Gottlieb pointed out that there’s mud in the water when it comes to a potential case.
So far, the SEC hasn’t been necessarily winning on its arguments that secondary market trading of the tokens it has alleged are securities. In the Kraken case, as we discussed earlier this week, the judge allowed the case to stand based on some of the securities claims, but also showed a fair bit of skepticism.
Judge William Orrick said that the SEC had an “inconsistent manner” when discussing digital assets, and tacked on that the agency sometimes “confuses” its case with the claims it’s making.
Add to that, Gottlieb said, the fact that NFTs don’t have the same argument as, say, the tokens mentioned in some of the previous cases brought by the SEC.
Potentially claiming that there’s a difference between digital art and what we’ll call real world art (the OG RWA, if you will) enough to call the former a security is a “really troubling precedent,” Gottlieb explained.
The SEC, if it wanted to pursue this argument, could have feasibly alleged that all art transactions are securities, going back so far as the regulator’s inception. But it hasn’t, he noted.
“So for the staff of the SEC to be threatening charges against OpenSea both lies in the face of what judges have said about secondary market trading of tokens, but is also flying in the face of 90 years of history where the where the SEC does not regulate art markets,” Gottlieb told me.
Reed Smith partner Jonathan Ammons thinks that the SEC could be targeting fractional NFTs.
“OpenSea is not the creator or seller of the NFTs, but merely provides information about the NFTs and provides a marketplace for their purchase and sale.
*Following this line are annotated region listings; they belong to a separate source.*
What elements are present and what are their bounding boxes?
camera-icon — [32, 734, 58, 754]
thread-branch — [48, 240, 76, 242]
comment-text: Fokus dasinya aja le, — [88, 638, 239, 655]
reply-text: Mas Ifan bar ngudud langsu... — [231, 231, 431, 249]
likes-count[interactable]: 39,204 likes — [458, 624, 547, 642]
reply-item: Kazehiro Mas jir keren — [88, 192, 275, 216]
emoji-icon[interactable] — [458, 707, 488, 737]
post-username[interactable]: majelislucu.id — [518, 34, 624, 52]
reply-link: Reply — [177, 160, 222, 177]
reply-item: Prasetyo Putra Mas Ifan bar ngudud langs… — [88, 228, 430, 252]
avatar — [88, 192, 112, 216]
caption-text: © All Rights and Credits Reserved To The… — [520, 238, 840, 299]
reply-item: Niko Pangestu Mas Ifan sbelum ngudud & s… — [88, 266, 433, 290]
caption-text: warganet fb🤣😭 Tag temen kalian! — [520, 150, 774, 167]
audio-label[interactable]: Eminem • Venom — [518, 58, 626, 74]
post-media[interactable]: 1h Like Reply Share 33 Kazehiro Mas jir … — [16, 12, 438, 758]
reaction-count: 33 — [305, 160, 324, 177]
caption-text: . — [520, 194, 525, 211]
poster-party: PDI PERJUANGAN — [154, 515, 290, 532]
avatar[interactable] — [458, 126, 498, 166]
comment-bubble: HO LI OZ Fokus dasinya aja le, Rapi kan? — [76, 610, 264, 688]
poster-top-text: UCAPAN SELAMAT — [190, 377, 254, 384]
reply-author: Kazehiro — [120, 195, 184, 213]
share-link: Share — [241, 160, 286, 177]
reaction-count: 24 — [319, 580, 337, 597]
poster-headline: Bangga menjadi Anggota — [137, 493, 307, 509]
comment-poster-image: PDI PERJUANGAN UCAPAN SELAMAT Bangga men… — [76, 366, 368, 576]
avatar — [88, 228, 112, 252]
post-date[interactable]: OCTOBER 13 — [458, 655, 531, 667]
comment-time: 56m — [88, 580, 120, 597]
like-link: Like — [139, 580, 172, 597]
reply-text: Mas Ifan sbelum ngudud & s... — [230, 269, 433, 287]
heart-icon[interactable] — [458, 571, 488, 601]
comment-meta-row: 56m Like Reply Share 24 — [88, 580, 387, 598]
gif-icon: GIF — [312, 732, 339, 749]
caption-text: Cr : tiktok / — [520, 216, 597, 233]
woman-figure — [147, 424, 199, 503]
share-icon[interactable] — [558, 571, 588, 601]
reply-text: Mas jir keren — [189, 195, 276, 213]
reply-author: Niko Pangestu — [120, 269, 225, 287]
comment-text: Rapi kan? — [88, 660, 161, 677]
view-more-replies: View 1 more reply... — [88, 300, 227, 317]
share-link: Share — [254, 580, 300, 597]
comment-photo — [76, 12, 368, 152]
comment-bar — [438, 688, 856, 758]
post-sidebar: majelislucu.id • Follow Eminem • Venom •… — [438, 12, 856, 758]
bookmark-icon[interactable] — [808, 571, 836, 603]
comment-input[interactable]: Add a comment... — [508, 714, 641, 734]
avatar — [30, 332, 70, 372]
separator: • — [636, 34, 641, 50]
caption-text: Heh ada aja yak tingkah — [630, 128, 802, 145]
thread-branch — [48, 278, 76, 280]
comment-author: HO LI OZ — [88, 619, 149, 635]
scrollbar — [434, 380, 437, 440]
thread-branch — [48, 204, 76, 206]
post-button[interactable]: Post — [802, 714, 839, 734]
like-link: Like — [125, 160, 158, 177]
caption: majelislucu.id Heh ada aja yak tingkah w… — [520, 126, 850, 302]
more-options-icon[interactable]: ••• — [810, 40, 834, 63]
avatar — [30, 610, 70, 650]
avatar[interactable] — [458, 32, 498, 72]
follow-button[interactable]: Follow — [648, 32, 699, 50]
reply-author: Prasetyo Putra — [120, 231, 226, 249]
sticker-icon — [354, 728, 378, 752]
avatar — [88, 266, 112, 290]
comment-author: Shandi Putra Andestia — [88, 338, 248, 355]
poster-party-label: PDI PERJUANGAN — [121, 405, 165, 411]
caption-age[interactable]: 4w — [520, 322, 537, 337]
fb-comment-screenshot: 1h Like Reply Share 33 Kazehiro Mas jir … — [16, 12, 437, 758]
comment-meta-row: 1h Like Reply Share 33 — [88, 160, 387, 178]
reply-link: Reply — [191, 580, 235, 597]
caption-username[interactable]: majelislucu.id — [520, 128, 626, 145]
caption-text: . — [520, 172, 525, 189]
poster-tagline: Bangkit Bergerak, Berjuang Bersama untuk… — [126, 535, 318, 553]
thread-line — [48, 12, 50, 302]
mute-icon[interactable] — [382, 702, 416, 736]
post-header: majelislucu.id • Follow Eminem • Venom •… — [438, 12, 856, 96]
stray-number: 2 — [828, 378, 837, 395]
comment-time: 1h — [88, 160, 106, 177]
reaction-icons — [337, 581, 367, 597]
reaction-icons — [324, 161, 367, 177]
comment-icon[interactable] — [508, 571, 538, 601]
OpenSea provides information about historical purchases and values, but does not (to my knowledge) tout the investment returns that buyers are likely to achieve. This seems like a more difficult argument for the SEC to make, and could potentially be applied more broadly to the NFT market than the Impact Theory matter if it is not based on specific actions OpenSea took to market NFTs purchased on its platform,” Ammons said.
“We do not know all of the facts yet, but it is possible that the SEC is focused on fractional NFTs, where investors can buy a fraction of an NFT. These are sometimes called “shares” of an NFT, and some commentators have believed that the SEC would claim that selling such “shares” is equivalent to selling a security (even if the NFT itself were not a security).”
Part of his theory comes from the aforementioned Impact Theory settlement.
“Much of the SEC’s enforcement order against Impact Theory focused on the ways in which Impact Theory touted the investment returns that buyers would achieve from its NFTs, and how Impact Theory would use the proceeds from the offering to develop the company in ways that would make the purchased NFTs even more valuable. Rightly or wrongly, these types of promises likely made it easier for the SEC to claim that Impact Theory was selling investment contracts, but that is not the case here,” he said.
To add to this, OpenSea’s been operating without SEC fanfare since 2017.
It won’t be publicly clear what wrongdoing the SEC is accusing OpenSea of until or unless a lawsuit is filed, but a lawsuit against an NFT exchange could open up further securities arguments.